Выглядела она необычно: халат, под ним шаровары, на голове шапочка, что-то вроде тюбетейки. Звали ее Фируза. Ей было лет 13−14, но она играла с детьми младше. Впрочем, игрой это можно назвать условно: дети в нашем дворе дразнили ее, коверкали имя. Мне же было действительно интересно общаться с ней. О чем мы разговаривали — стерлось из памяти. Я даже бывала пару раз в квартире, где она гостила. Когда Фируза уезжала, я провожала ее. Детям трудно осознать значение выражения «больше никогда не увидимся», и мне просто было грустно.

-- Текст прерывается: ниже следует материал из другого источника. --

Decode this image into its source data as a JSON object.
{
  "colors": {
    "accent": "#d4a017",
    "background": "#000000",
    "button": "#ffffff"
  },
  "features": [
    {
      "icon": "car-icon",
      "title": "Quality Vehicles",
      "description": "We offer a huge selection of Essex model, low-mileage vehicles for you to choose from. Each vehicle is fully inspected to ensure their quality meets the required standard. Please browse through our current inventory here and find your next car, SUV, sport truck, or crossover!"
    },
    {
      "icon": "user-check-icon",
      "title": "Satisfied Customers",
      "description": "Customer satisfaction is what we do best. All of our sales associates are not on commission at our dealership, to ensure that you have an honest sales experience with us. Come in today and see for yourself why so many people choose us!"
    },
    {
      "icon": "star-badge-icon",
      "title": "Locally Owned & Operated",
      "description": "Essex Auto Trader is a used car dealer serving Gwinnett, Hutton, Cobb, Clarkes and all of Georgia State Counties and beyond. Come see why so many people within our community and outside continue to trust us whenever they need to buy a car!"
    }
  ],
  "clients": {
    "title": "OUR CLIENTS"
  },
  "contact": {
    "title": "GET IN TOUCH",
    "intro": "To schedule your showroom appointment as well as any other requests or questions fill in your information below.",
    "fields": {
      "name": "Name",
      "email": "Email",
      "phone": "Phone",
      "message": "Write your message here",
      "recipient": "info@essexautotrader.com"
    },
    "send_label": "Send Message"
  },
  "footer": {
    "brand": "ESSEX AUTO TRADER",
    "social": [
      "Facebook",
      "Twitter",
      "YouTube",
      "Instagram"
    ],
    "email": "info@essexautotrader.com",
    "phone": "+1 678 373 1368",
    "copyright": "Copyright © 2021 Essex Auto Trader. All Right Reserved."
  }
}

В школе интернациональное общение приветствовалось и поощрялось. Помню, как в классы приносили списки почтовых адресов школьников из стран соцлагеря. Нашему классу досталась Болгария. Как ни странно, с почтовой перепиской у меня не сложилось.
Когда мне было 20, я пошла на курсы английского языка при МГЛУ (если кто помнит — это бывший институт иностранных языков имени Мориса Тореза). У нас собралась дружная группа. После окончания первого семестра наша преподавательница пригласила нас в John Bull Pub возле метро «Смоленская» (он и сейчас там — редкая стабильность в наше нестабильное время). В английском пабе, конечно же, были англичане. С одним из них, который оказался англичанином из ЮАР, я и познакомилась. Был он лет 50−60, имени его уже не помню, но фотка нашей группы с ним до сих пор лежит в фотоальбоме. Мы даже обменялись телефонами. Я тогда не задумывалась над тем, что может быть общего у иностранца преклонного возраста и молодой девушки.
Спустя несколько месяцев мой домашний телефон (мобильных тогда, напоминаю, не было) зазвонил. В трубке послышалась английская речь. Мужчина с веселым голосом представился как Брайан, пояснил, что мой телефон ему дал тот самый англичанин, с которым я познакомилась в John Bull пабе, поскольку я интересовалась общением с носителями английского языка.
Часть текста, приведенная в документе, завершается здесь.